Scaling Diffusion Policy in Transformer to 1 Billion Parameters for Robotic Manipulation

Minjie Zhu,Yichen Zhu,Jinming Li,Junjie Wen,Zhiyuan Xu,Ning Liu,Ran Cheng,Chaomin Shen,Yaxin Peng,Feifei Feng,Jian Tang
2024-09-22
Abstract:Diffusion Policy is a powerful technique tool for learning end-to-end visuomotor robot control. It is expected that Diffusion Policy possesses scalability, a key attribute for deep neural networks, typically suggesting that increasing model size would lead to enhanced performance. However, our observations indicate that Diffusion Policy in transformer architecture (\DP) struggles to scale effectively; even minor additions of layers can deteriorate training outcomes. To address this issue, we introduce Scalable Diffusion Transformer Policy for visuomotor learning. Our proposed method, namely \textbf{\methodname}, introduces two modules that improve the training dynamic of Diffusion Policy and allow the network to better handle multimodal action distribution. First, we identify that \DP~suffers from large gradient issues, making the optimization of Diffusion Policy unstable. To resolve this issue, we factorize the feature embedding of observation into multiple affine layers, and integrate it into the transformer blocks. Additionally, our utilize non-causal attention which allows the policy network to \enquote{see} future actions during prediction, helping to reduce compounding errors. We demonstrate that our proposed method successfully scales the Diffusion Policy from 10 million to 1 billion parameters. This new model, named \methodname, can effectively scale up the model size with improved performance and generalization.

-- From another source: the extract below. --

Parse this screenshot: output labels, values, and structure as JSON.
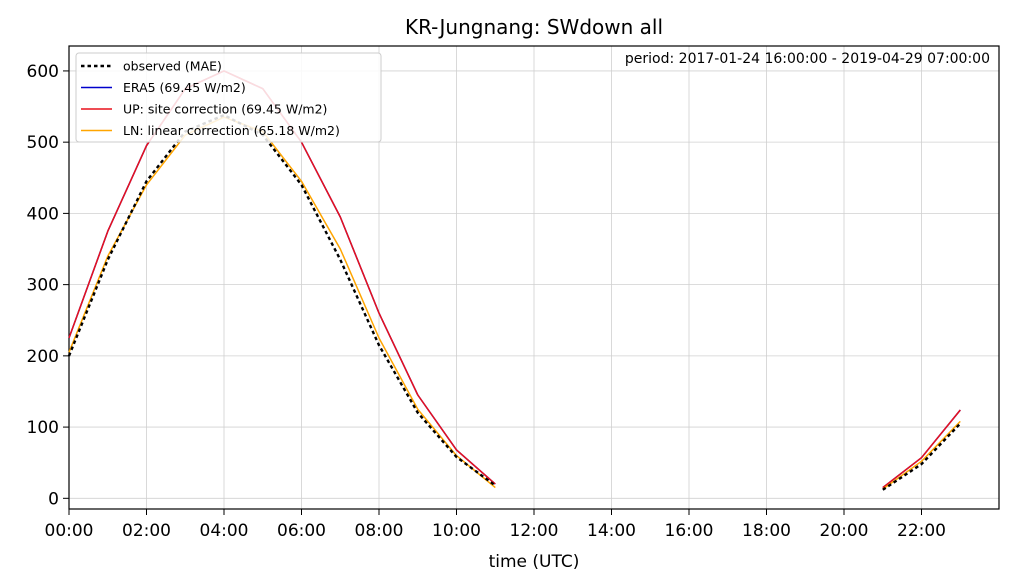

We benchmark \methodname~across 50 different tasks from MetaWorld and find that our largest \methodname~outperforms \DP~with an average improvement of 21.6\%. Across 7 real-world robot tasks, our ScaleDP demonstrates an average improvement of 36.25\% over DP-T on four single-arm tasks and 75\% on three bimanual tasks. We believe our work paves the way for scaling up models for visuomotor learning. The project page is available at <a class="link-external link-http" href="http://scaling-diffusion-policy.github.io" rel="external noopener nofollow">this http URL</a>.
Robotics
What problem does this paper attempt to address?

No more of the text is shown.